Domestic companies
Other significant reforms have been made with regard to the imports. Import tariffs have been reduced little by little, conforming to Vietnam’s WTO commitments. The tariff reduction plan forms an important step to assist the progress of the long-term planning of Vietnamese manufactures. A great number of quantitative limitations have also been removed. As a result, all domestic companies have now opportunity to import any products that are not subject to quotas. Foreign investors and private businesses are likely to experience continued growth.
Bad effects of WTO While WTO allows Vietnam to gain some of the benefits (in terms of access to foreign markets) in the beginning, the perceived costs (resulting from opening the Vietnamese market to foreign companies and removing tariffs barriers) may come later. WTO places the increasing demands on the country. Membership in the WTO is not free. First, independent economic state of Vietnam is cut short and short-term maneuvering in trade-related policies is opposed and also limited.
Individuals engaged in politics and interest groups who are used to behaving selfishly will take the political cost involved in ‘tying their hands’ to a serious degree.
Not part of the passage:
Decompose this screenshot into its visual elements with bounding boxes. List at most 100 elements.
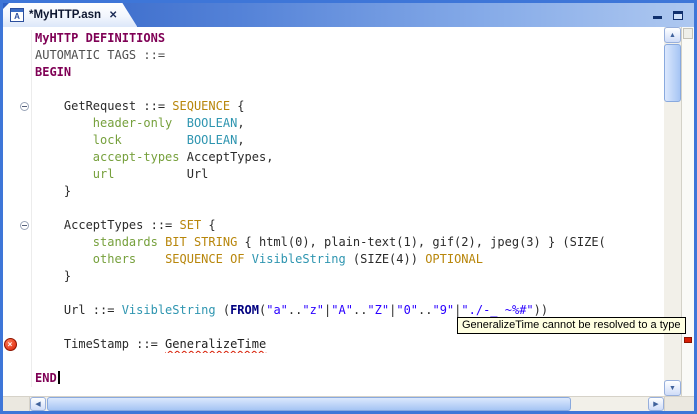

Second, there are economic costs regarding the opportunity costs of employing professionals for the realization of WTO commitments and constant participation in WTO meetings. Third, a more liberal trade politics promoted by WTO membership may expose domestic firms in vulnerable economies to stronger competition with foreign firms.
Foreign firms
Foreign firms often will be from more advanced developing member states rather than from developing countries.
The consequence may be a short-term worsening of the current account. Higher imports because of market opening become invested faster than higher exports due to bettered market access in foreign countries. The external vulnerability of Vietnam may thus be intensified. Fourth, the financial costs of decreasing import tariffs may be considerable. The reason is that taxes on international transactions are a main source of government income in Vietnam.
This may be less felt by the government in the early stages of free trade when non-tariff barriers are tariffied and prohibiting tariffs are reduced in amount and imports go up. In the intermediate – to long-term stage, however, considerable reductions in average tariff rates make necessary a broadening of government’ tax base (Tran-Nam and Pham 98). Finally, there are additional costs of employing professional employees to deal with WTO matters that government of Vietnamese economy has to assess.
Experience of other countries indicates that during the GATT period, governments of member states rated these costs as extremely high. Globalization Nowadays, Vietnam is proud to be the model for the neighbor countries and other developing nations. It has enjoyed a long period of steady development. Entry to the WTO has opened its door to the world. Vietnam now is an attractive destination for foreign investors and multinational firms. The country aims to become a modern industrial nation by 2020.